As you have probably deduced, once customers discover I am a nurse, they organically begin sharing their health details and medical concerns that might otherwise only be discussed in a health care practitioner’s office. Their willingness to share their health concerns only makes me more determined to support their quest for wellness. I am motivated by meaning, not by money. Like every practicing nurse past and present, I feel a caring connection to these individuals who seek answers but have been left unfulfilled by Western medicine.
I ask myself, “What can’t CBD do for these individuals?”
In 2018, the World Health Organization found that no adverse health outcomes were associated with CBD, but that there are several medical applications for cannabidiol (Cannabidiol (CBD): Critical Review). Instead of ignoring this report that highlights the safety and efficacy of CBD, the question that needs to be answered is, “Why shouldn’t these individuals have the option to use CBD, where conventional medicine has failed them?”
I am a woman-owned business in the cannabis space. It took my life savings to open this store and the courage to believe that I possessed the capability for success in business. But at my core, I am a nurse – a professional health care provider – in this cannabis space, an even rarer occurrence. Although patients must obtain a medicinal cannabis recommendation from a professional health care provider (i.e., physician or nurse practitioner), most cannabis dispensaries are staffed by bud tenders and retail workers who have no advanced medical knowledge or experience. I am among a minority of women cannabis dispensary owners who own and operate a retail store completely managed by a sole, licensed, certified health care practitioner. This cannabis nurse is determined to make a difference, one individual at a time.

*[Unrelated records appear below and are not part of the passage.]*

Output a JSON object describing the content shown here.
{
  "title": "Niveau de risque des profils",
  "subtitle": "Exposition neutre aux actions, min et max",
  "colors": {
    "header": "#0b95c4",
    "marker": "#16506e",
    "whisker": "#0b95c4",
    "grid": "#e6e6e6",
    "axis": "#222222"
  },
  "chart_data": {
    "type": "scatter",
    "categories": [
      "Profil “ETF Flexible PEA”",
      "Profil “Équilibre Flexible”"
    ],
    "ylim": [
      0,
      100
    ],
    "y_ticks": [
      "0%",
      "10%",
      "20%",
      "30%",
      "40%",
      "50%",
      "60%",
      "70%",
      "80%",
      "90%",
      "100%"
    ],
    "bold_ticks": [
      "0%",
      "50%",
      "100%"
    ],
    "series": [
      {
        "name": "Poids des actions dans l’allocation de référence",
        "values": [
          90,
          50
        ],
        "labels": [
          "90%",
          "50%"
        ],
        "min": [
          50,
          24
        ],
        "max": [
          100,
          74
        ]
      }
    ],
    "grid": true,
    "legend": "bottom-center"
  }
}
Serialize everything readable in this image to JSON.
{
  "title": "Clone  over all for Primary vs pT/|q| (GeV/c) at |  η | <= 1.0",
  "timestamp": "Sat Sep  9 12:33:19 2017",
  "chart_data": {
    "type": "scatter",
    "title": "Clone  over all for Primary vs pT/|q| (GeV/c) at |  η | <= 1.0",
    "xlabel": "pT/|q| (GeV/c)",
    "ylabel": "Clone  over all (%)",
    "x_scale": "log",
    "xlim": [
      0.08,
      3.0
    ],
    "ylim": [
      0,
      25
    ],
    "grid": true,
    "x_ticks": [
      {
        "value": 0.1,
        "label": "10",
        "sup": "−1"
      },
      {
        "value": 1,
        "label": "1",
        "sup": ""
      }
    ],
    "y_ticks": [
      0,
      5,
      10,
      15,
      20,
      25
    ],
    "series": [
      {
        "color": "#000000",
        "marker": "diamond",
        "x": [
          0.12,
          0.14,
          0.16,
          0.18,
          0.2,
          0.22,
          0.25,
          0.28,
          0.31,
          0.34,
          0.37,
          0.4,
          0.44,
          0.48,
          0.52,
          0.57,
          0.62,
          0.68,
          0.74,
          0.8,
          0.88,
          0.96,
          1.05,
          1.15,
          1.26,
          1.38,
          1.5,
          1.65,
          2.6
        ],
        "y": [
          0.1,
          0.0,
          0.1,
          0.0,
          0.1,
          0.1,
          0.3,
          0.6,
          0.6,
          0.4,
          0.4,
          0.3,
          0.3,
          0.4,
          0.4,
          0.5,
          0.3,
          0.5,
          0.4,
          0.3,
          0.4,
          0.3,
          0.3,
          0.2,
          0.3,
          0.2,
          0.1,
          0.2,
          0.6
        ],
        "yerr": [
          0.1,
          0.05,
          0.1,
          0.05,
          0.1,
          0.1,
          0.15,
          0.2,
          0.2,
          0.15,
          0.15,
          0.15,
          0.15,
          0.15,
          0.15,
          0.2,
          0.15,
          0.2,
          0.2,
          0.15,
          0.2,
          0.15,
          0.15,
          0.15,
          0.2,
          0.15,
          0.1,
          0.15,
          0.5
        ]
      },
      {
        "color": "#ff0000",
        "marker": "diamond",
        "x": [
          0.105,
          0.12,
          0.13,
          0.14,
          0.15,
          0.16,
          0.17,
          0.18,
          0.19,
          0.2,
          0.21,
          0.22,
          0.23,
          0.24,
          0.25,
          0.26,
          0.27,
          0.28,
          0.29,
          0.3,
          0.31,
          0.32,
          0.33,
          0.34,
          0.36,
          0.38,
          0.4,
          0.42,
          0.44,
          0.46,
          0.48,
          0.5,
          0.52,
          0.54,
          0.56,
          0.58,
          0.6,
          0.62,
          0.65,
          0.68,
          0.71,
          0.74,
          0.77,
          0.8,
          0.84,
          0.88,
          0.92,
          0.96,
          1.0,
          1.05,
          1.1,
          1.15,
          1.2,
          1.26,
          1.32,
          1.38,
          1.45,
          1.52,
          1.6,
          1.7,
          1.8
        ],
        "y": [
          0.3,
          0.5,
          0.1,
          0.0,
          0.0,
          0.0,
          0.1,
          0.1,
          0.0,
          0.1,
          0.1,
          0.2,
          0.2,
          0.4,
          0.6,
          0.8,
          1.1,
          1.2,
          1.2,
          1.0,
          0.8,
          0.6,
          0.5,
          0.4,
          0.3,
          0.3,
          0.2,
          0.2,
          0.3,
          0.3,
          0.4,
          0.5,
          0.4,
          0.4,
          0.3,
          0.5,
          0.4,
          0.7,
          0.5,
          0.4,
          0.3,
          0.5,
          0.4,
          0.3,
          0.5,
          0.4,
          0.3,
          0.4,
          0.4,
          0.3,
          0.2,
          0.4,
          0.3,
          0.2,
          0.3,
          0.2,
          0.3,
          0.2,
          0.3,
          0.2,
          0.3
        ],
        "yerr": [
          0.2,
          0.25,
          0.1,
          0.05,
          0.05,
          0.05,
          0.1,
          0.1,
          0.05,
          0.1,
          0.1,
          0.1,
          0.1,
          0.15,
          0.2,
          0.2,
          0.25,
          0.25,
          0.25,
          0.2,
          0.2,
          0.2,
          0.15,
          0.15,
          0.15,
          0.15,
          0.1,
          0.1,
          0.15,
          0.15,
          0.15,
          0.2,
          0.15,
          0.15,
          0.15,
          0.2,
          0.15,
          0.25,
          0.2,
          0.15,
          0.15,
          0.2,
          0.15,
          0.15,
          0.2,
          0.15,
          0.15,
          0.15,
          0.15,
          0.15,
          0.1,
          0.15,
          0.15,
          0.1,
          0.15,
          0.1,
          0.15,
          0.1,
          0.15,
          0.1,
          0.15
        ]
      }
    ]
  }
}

As I consider the four concepts that are the foundation of our nursing metaparadigm – environment, health, nursing, and person – I am privileged to offer my services as a nurse in a safe, relaxing environment. I am able to focus on one individual at a time and work with them to achieve their wellness goals while understanding their unique challenges to meeting those goals. I understand the health needs of my customers and my community. I opened my store in spite of our government’s attempt to disparage cannabis as medicine, in a time when it is most vitally needed. Florence Nightingale gave nurses to the world in hopes of making the world a better place through holistic, patient-centered care.
Seeing the quagmire that nursing has become made me disillusioned with my choice of profession. However, when I made the daunting decision to step out of the predictable, heavily-regulated environments of education and health care, I believed a new era of nursing care was necessary. We must understand the medicinal properties of cannabis, and the only way to do that is to support its use in both research and practice.
I am a cannabis nurse, a renegade in my profession. I will continue to place the health of my customers and my community over profits and restrictive regulations. I like to imagine that Flo would be proud of my efforts to provide holistic, patient-centered care to my community through the use of a natural, well-researched plant. After all, Nightingale is recognized as one of the most prominent statisticians in history. The statistics in this case all point to one outcome: cannabis is medicine, and my community now has a healthier option for well-being.